Transfer learning: Feature Extraction vs Fine-tuning

Transfer learning is a powerful technique that allows us to leverage pre-trained models on large datasets to improve performance on specific tasks. In this project, we will explore two approaches: feature extraction and fine-tuning.

Feature Extraction: Feature extraction involves using a pre-trained model as a fixed feature extractor, where we freeze the weights of the pre-trained model and only train a new classifier on top of it. This approach is useful when we have limited labeled data for our specific task.

Fine-tuning: Fine-tuning, on the other hand, involves unfreezing some of the layers of the pre-trained model and training them along with the new classifier. This allows the model to adapt to the specific characteristics of our dataset, potentially leading to better performance.

The choice between feature extraction and fine-tuning has a direct and significant impact on model performance and computational requirements, as evidenced by the experimental results on the CUB-200-2011 dataset. For instance, the data indicates that ResNet50, a deeper model, used as a feature extractor yields 58-60% accuracy, while ResNet18, a shallower model, fine-tuned achieves a higher 66%.

ResNet: Building Deeper with Residual Connections

ResNet, or Residual Network, is a deep learning architecture that revolutionized the training of very deep neural networks by introducing residual connections. These connections, also known as skip connections, allow information to bypass one or more layers, effectively addressing the vanishing gradient problem that often hampers deep networks.

The core building block of ResNet is the residual block, which consists of two or more convolutional layers and a shortcut connection that adds the input directly to the output of the block. Mathematically, this can be represented as y = F(x, w_i) + x, where x is the input, F(x, w_i) is the residual function (the output of the stacked layers), and y is the final output of the block.

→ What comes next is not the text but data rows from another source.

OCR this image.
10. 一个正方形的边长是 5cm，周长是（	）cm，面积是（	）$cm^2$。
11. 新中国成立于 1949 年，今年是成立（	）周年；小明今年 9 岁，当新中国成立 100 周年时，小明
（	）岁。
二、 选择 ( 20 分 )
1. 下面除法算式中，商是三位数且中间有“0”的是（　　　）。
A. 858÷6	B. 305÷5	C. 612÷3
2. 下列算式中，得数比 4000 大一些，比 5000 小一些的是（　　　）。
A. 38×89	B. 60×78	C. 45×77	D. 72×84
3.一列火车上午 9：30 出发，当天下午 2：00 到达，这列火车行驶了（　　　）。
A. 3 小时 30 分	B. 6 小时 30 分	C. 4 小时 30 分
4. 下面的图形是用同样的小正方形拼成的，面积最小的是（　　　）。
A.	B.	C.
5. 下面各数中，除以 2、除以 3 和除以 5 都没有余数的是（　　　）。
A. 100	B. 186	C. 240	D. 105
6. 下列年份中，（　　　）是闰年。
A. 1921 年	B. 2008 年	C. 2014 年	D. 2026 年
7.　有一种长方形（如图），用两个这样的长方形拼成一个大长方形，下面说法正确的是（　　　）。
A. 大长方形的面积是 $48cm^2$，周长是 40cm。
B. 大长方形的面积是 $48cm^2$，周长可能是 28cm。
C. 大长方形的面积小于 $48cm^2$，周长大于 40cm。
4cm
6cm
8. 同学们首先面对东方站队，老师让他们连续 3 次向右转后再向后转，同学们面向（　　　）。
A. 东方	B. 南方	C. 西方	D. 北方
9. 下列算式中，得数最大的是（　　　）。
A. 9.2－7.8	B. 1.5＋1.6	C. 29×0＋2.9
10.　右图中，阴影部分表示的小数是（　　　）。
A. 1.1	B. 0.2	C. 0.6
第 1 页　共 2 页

This design enables the network to learn residual mappings instead of directly trying to learn unreferenced functions, making it easier to train deeper models and preserve information from earlier layers.

Experimentation

Experiments show that fine-tuning a smaller model like ResNet18 (66% accuracy) works better than just using a deeper model like ResNet50 as a fixed feature extractor (58-60% accuracy). This means that letting the model adapt to the bird dataset is more important than just having a deeper network. For fine-grained tasks like bird classification, it's usually better to fine-tune—even with a smaller model—than to use a larger model without any adaptation.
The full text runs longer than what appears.